Coal hard truth sinks Australian Prime Minister

Australian Prime Minister

Creative Commons: CeBIT Australia, 2014

In a warning for all fossil-friendly leaders globally, Tony Abbott’s blind support for coal and cynical inaction on climate change are among factors behind him being unceremoniously turfed out of his job this week.

Challenged by former Environment Minister and previous Liberal leader Malcolm Turnbull, Abbott was voted out by his party after Turnbull seized on his and the Liberal Right’s failure to develop and sell a credible economic policy given their “extraordinary gusts of hubris” and “feckless machismo”.

Eyes are now turning to Turnbull’s vision for the future, and how he will separate his stated desire for a modern, nimble Australia that embraces disruption (such as renewables), from the Abbott Government’s backward-looking coal wedlock.

Executive Director of the Australia Institute, Ben Oquist said:

Tony Abbott’s defeat is a defeat for coal and potential victory for renewable energy. Malcolm Turnbull has a unique opportunity to not just reposition the Liberal party but to redirect economic policy in Australia. The mining boom is over and climate change has already begun. Tony Abbott wedded himself to the old economy. This proved to be an economic and political failure. In the 21st century the idea that what is good for the environment is bad for the economy makes neither economic nor political sense.

How Turnbull deals with the Coalition’s deeply ingrained climate denial and renewable bloodlust is unclear.

Despite recognising the importance of action on climate change, being a supporter of emissions trading, and slamming Tony Abbott’s Direct Action policy, he has in the past won major transitional concessions for carbon-intensive industries, and has already declared that he is happy with Australia’s current, inadequate, emissions reduction target.

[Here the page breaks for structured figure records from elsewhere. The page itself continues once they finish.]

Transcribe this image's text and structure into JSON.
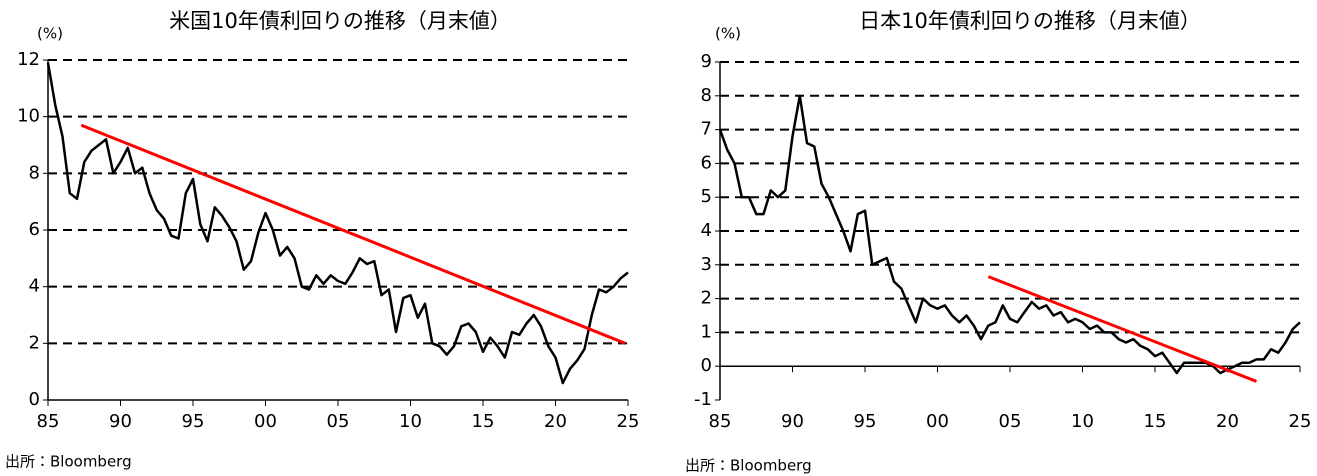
{
  "chart_data": [
    {
      "type": "line",
      "title": "米国10年債利回りの推移（月末値）",
      "y_label": "(%)",
      "source": "出所：Bloomberg",
      "xlim": [
        1985,
        2025
      ],
      "ylim": [
        0,
        12
      ],
      "grid": true,
      "xticks": [
        {
          "value": 1985,
          "label": "85"
        },
        {
          "value": 1990,
          "label": "90"
        },
        {
          "value": 1995,
          "label": "95"
        },
        {
          "value": 2000,
          "label": "00"
        },
        {
          "value": 2005,
          "label": "05"
        },
        {
          "value": 2010,
          "label": "10"
        },
        {
          "value": 2015,
          "label": "15"
        },
        {
          "value": 2020,
          "label": "20"
        },
        {
          "value": 2025,
          "label": "25"
        }
      ],
      "yticks": [
        0,
        2,
        4,
        6,
        8,
        10,
        12
      ],
      "x": [
        1985,
        1985.5,
        1986,
        1986.5,
        1987,
        1987.5,
        1988,
        1988.5,
        1989,
        1989.5,
        1990,
        1990.5,
        1991,
        1991.5,
        1992,
        1992.5,
        1993,
        1993.5,
        1994,
        1994.5,
        1995,
        1995.5,
        1996,
        1996.5,
        1997,
        1997.5,
        1998,
        1998.5,
        1999,
        1999.5,
        2000,
        2000.5,
        2001,
        2001.5,
        2002,
        2002.5,
        2003,
        2003.5,
        2004,
        2004.5,
        2005,
        2005.5,
        2006,
        2006.5,
        2007,
        2007.5,
        2008,
        2008.5,
        2009,
        2009.5,
        2010,
        2010.5,
        2011,
        2011.5,
        2012,
        2012.5,
        2013,
        2013.5,
        2014,
        2014.5,
        2015,
        2015.5,
        2016,
        2016.5,
        2017,
        2017.5,
        2018,
        2018.5,
        2019,
        2019.5,
        2020,
        2020.5,
        2021,
        2021.5,
        2022,
        2022.5,
        2023,
        2023.5,
        2024,
        2024.5,
        2025
      ],
      "series": [
        {
          "color": "#000000",
          "values": [
            11.9,
            10.4,
            9.3,
            7.3,
            7.1,
            8.4,
            8.8,
            9.0,
            9.2,
            8.0,
            8.4,
            8.9,
            8.0,
            8.2,
            7.3,
            6.7,
            6.4,
            5.8,
            5.7,
            7.3,
            7.8,
            6.2,
            5.6,
            6.8,
            6.5,
            6.1,
            5.6,
            4.6,
            4.9,
            5.9,
            6.6,
            6.0,
            5.1,
            5.4,
            5.0,
            4.0,
            3.9,
            4.4,
            4.1,
            4.4,
            4.2,
            4.1,
            4.5,
            5.0,
            4.8,
            4.9,
            3.7,
            3.9,
            2.4,
            3.6,
            3.7,
            2.9,
            3.4,
            2.0,
            1.9,
            1.6,
            1.9,
            2.6,
            2.7,
            2.4,
            1.7,
            2.2,
            1.9,
            1.5,
            2.4,
            2.3,
            2.7,
            3.0,
            2.6,
            1.9,
            1.5,
            0.6,
            1.1,
            1.4,
            1.8,
            3.0,
            3.9,
            3.8,
            4.0,
            4.3,
            4.5
          ]
        }
      ],
      "trend_lines": [
        {
          "color": "#ff0000",
          "x": [
            1987.3,
            2024.8
          ],
          "values": [
            9.7,
            2.0
          ]
        }
      ]
    },
    {
      "type": "line",
      "title": "日本10年債利回りの推移（月末値）",
      "y_label": "(%)",
      "source": "出所：Bloomberg",
      "xlim": [
        1985,
        2025
      ],
      "ylim": [
        -1,
        9
      ],
      "grid": true,
      "xticks": [
        {
          "value": 1985,
          "label": "85"
        },
        {
          "value": 1990,
          "label": "90"
        },
        {
          "value": 1995,
          "label": "95"
        },
        {
          "value": 2000,
          "label": "00"
        },
        {
          "value": 2005,
          "label": "05"
        },
        {
          "value": 2010,
          "label": "10"
        },
        {
          "value": 2015,
          "label": "15"
        },
        {
          "value": 2020,
          "label": "20"
        },
        {
          "value": 2025,
          "label": "25"
        }
      ],
      "yticks": [
        -1,
        0,
        1,
        2,
        3,
        4,
        5,
        6,
        7,
        8,
        9
      ],
      "x": [
        1985,
        1985.5,
        1986,
        1986.5,
        1987,
        1987.5,
        1988,
        1988.5,
        1989,
        1989.5,
        1990,
        1990.5,
        1991,
        1991.5,
        1992,
        1992.5,
        1993,
        1993.5,
        1994,
        1994.5,
        1995,
        1995.5,
        1996,
        1996.5,
        1997,
        1997.5,
        1998,
        1998.5,
        1999,
        1999.5,
        2000,
        2000.5,
        2001,
        2001.5,
        2002,
        2002.5,
        2003,
        2003.5,
        2004,
        2004.5,
        2005,
        2005.5,
        2006,
        2006.5,
        2007,
        2007.5,
        2008,
        2008.5,
        2009,
        2009.5,
        2010,
        2010.5,
        2011,
        2011.5,
        2012,
        2012.5,
        2013,
        2013.5,
        2014,
        2014.5,
        2015,
        2015.5,
        2016,
        2016.5,
        2017,
        2017.5,
        2018,
        2018.5,
        2019,
        2019.5,
        2020,
        2020.5,
        2021,
        2021.5,
        2022,
        2022.5,
        2023,
        2023.5,
        2024,
        2024.5,
        2025
      ],
      "series": [
        {
          "color": "#000000",
          "values": [
            7.0,
            6.4,
            6.0,
            5.0,
            5.0,
            4.5,
            4.5,
            5.2,
            5.0,
            5.2,
            6.8,
            8.0,
            6.6,
            6.5,
            5.4,
            5.0,
            4.5,
            4.0,
            3.4,
            4.5,
            4.6,
            3.0,
            3.1,
            3.2,
            2.5,
            2.3,
            1.8,
            1.3,
            2.0,
            1.8,
            1.7,
            1.8,
            1.5,
            1.3,
            1.5,
            1.2,
            0.8,
            1.2,
            1.3,
            1.8,
            1.4,
            1.3,
            1.6,
            1.9,
            1.7,
            1.8,
            1.5,
            1.6,
            1.3,
            1.4,
            1.3,
            1.1,
            1.2,
            1.0,
            1.0,
            0.8,
            0.7,
            0.8,
            0.6,
            0.5,
            0.3,
            0.4,
            0.1,
            -0.2,
            0.1,
            0.1,
            0.1,
            0.1,
            0.0,
            -0.2,
            -0.1,
            0.0,
            0.1,
            0.1,
            0.2,
            0.2,
            0.5,
            0.4,
            0.7,
            1.1,
            1.3
          ]
        }
      ],
      "trend_lines": [
        {
          "color": "#ff0000",
          "x": [
            2003.5,
            2022.0
          ],
          "values": [
            2.65,
            -0.45
          ]
        }
      ]
    }
  ]
}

CEO of The Climate Institute, John Connor said:

All parties and all leaders who say they are serious about climate change need a plan for the modernisation and decarbonisation of our economy. Modern economies increasingly see reducing their dependence on polluting industries as central to future prosperity. Not having a plan for decarbonisation means not having a plan for our economy and not having a plan for the future.

All up, Turnbull is expected to move cautiously on climate.

Renewable policy is unlikely to be further weakened; current climate policy will remain – for now – though it could be “dialed up.”

Meanwhile, climate denying advisors, such as Tony Abbott’s “business advisor” Maurice Newman could be ejected from key roles, and the country will now hopefully move it out of the blocker camp at the upcoming UN climate talks in Paris.